Probably not all that much, in the big picture, where billions of dollars are the order of magnitude that things seem to be happening at, but it's cool to see in any case.


I dunno - the logistics of investing are hard and the sample documents are just a start. If you give people step-by-step directions and access to the right professionals, you may very well see a demonstrable increase in angel investing.

Things like this are why the Valley's so important. You'd think someone somewhere else would have done this, but noooooo. You just know that if someone else had done this, they'd have tried to make a buck on it. This is a completely altruistic move on YC's part - hell, they're setting up additional competition for the YC program.


Oh, I agree it's really cool and all, but compared with job losses in the 10's or 100's of thousands... I'm just not sure that it'll make much of a difference in terms of "help stimulate the economy and help liquidity start flowing again".

But that's no argument against it, or saying it's not important; just that perhaps getting a few more people investing is not going to fix the economy overnight.


I don't think it'll make much difference now, but I wouldn't be surprised if a program like this is the catalyst that sparks the recovery a couple years down the line.

Most hacks take a few years to really show their impact, but somebody's gotta do it, or we'll be in a depression forever.


I think the effects of a few more people investing are probably minimal compared to N * 100 billion dollar stimulus package kinds of things, GM going into bankruptcy, etc... (Whether you view the effects of that as positive or negative).

That doesn't mean it won't lead to good things, I'm just skeptical of a smallish conference in terms of "saving the economy". I don't think that's really it's purpose in any case.


Sure, but if we got funding, what would we do? We'd hire people.


But not a statistically significant number. Fred had a great post on this, "Twenty-Two Years Of Job Creation Wiped Out In One Day"

http://www.avc.com/a_vc/2009/01/twenty-two-years-of-job-crea...


So the way to figure out whether that means anything at a large enough scale to matter, is to look at how many angels might invest how much money. I honestly have no idea, but here are some random numbers:

10,000 investors invest 10,000 dollars each is 100 million dollars. You could vary that to 1,000 investors doing 100,000 of investment each. 1,000 investors each doing a million dollars would be 1 billion dollars. What relationship do those random numbers bear to reality? Has YC even spent a million dollars on all the companies involved? And there are several people investing in YC, so I think it probably comes out to less than a million a head, and they've been doing this for a while now.

The real impact of startups is not likely going to be in hiring in any case, but still, it's worth looking at some numbers to get an idea of the order of magnitude that we're talking about.


For the first part of your math, YC has spent at least 1.5 million (~300 founders * 5000). Team sizes vary, but if we hold them at 3 members, we get another half mil.

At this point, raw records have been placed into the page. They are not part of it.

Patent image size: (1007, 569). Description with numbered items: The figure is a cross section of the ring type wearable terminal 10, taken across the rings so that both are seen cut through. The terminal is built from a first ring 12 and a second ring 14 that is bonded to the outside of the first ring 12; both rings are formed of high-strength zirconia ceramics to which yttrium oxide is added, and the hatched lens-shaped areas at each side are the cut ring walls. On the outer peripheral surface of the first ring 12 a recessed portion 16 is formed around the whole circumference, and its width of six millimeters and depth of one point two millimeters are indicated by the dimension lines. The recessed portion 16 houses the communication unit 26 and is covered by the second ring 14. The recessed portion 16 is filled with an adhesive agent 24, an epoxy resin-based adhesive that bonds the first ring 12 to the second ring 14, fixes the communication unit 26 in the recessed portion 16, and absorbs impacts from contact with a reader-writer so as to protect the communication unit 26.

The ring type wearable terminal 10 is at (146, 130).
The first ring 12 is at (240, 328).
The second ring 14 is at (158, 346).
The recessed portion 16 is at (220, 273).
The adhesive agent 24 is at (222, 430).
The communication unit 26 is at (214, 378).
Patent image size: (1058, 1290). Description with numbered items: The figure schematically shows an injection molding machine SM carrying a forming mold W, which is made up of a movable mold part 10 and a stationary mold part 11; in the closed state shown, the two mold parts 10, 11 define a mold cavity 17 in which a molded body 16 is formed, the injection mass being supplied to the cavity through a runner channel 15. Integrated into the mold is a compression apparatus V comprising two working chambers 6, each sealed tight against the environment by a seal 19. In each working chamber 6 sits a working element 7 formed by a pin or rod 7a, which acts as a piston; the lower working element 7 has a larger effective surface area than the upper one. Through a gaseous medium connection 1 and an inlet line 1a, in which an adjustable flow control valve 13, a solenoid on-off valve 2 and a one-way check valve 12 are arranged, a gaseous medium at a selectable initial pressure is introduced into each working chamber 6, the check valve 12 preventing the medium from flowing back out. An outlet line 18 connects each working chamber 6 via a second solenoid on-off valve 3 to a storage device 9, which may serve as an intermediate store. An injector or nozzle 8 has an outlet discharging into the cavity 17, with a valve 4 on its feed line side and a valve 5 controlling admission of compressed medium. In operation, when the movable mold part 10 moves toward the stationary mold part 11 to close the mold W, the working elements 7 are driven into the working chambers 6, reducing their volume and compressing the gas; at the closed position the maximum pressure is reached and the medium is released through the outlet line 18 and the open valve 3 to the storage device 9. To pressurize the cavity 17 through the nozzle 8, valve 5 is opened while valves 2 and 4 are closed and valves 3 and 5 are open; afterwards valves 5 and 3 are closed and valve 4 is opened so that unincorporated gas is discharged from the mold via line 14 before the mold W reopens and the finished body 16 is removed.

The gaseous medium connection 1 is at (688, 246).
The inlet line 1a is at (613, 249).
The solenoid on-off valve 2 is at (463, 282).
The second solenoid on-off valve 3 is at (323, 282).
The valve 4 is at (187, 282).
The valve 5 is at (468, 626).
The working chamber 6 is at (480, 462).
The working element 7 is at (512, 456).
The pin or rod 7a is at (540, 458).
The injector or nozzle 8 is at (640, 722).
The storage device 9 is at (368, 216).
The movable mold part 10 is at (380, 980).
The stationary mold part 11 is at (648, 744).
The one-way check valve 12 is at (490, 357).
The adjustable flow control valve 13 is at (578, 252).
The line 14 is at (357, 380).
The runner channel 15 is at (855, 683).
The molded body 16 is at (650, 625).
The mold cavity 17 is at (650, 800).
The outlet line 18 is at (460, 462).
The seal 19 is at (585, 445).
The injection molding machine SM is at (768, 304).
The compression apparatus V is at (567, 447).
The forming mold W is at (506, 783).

So by my very back of the envelope calculations they've invested about $2 million.


~250 founders of 102 companies: http://www.youtube.com/watch?v=JHlj3xKyChg

We need to add another 100 ghost founders to account for the extra $5,000, so that makes it: ~350 founders x $5,000/founder = ~$1.75 million invested, so far.

Y Combinator has (I personally believe, but do not necessarily know to be true) additionally sunk capital investment into:

  * Beans and rice
  * A building and associated land in Boston
  * A building and associated land in Mountain View
  * Utility bills
  * Travel expenses
  * Legal fees (including 102 incorporation-fee packages)
  * Accounting fees
  * Misc.


~350 founders x $5,000/founder = ~$1.75 million invested, so far.

Was there something incorrect, or otherwise objectionable, about this comment?


Probably not all that much, in the big picture

http://www.wired.com/science/discoveries/news/2007/09/dayint...


That's my point, exactly - it'll likely take years for anything getting angel funding now to have much of an effect on the economy. Google isn't even in the top 50 list of US corporations, according to the Forbes 2008 list.

It bears repeating that I'm not knocking what you guys are doing - quite the contrary, I think the best thing most of us can do is just do what we do, well, and hope for the best. I just don't think that your conference will do all that much to get the US economy going again, nor should it be expected to.

Edit. Whatever, people, if you think that PG and company are going to single handedly have more of an effect than billions of dollars in taxes or tax cuts or infrastructure spending or GM failing or more banks going under, or China selling their dollar assets, or whatever, you're welcome to your beliefs, I'm done arguing the point.


I think perhaps you meant to qualify your statement by time rather than space. I.e. "not much in the short term" rather than "not much in the big picture."


Certainly - if we have to wait until some company currently getting angel funding is big enough to hire up all the fired auto workers, we are really screwed:-) I think what you guys are doing is awesome, but think that it's basically impossible to predict much about long term effects: some YC company might create a system that saves the newspaper industry, or they might create the final nail in the coffin. Who knows... you (the generic you) just have to get out there and try and experiment and do your part.


No one ever said that this would have a greater effect than all that, just that this type of thing, along with Mark Cuban's latest offer, will help small businesses and startups get off the ground in a time when getting any type of loans through traditional outlets, banks, is nearly impossible. I was meaning to be vague as to not spur any economic debate, sorry.


I sure hope that this isn't a one time event. If this gets popular, raising funding will get easier for all of us.


The big question is whether this event is for accredited investors only or not?

My means don't allow me to invest much money at all (say $5K), and I am not accredited (I wish I was of course). So I'm like an amateur in the game but very interested. I can't tell if the event is for me or not.


If you aren't accredited and you are investing in a company, a lot of times you are doing them a disservice. Have you read up on the consequences of taking on non-accredited investors?

I'd love to be an angel investor, too-- but if you can't pass that particular test, you really shouldn't be in the game.

And, honestly-- $5k isn't worth the cost of the legal paperwork necessary to take you on as an investor.

If you want to be in the game, try to get an advisor role with a tiny sliver of stock.


Do you have to file some paperwork to be officially accredited, or is simply meeting the wealth or income criteria sufficient?


The precise definition is at http://www.sec.gov/answers/accred.htm

Either you are, or you are not. There is no paperwork or exam (is that constitutional to seggregate based on wealth?)

For most individuals, the requirement is:

a natural person with income exceeding $200,000 in each of the two most recent years or joint income with a spouse exceeding $300,000

or

a natural person who has individual net worth, or joint net worth with the person’s spouse, that exceeds $1 million


I'd love to finally know how to tell if a startup will succeed! Please post the knowledge afterwards.


So what kinda people are you looking to attend this event. I'm interested, but i'm a developer. Nevertheless, i don't mind or wouldn't mind helping someone else out in the hope someone might do the same for me one day. Make sense? I have zero accreditation in investing.


> March 5 2009, 1:30-3:30

You're going to get through that whole program in two hours?


Can I get an invite. :D


any confirmation this is an official YC event?


You can do a whois on the domain name. It's registered to a Paul Graham. It was reported on TC. So either it's real, or an elaborate ruse to kidnap a bunch of wealthy people.


Why can't it be both? :)


Besides that, it's pretty obviously PG written copy.


It is official


Fundraising 101 brought to you by Lil Wayne:

"Start with straight shots and then pop bottles. Flirt with the hood rats and then pop models."

Translation:

Do a few startups, then build a Google. Talk with the angels, then do series A with VCs.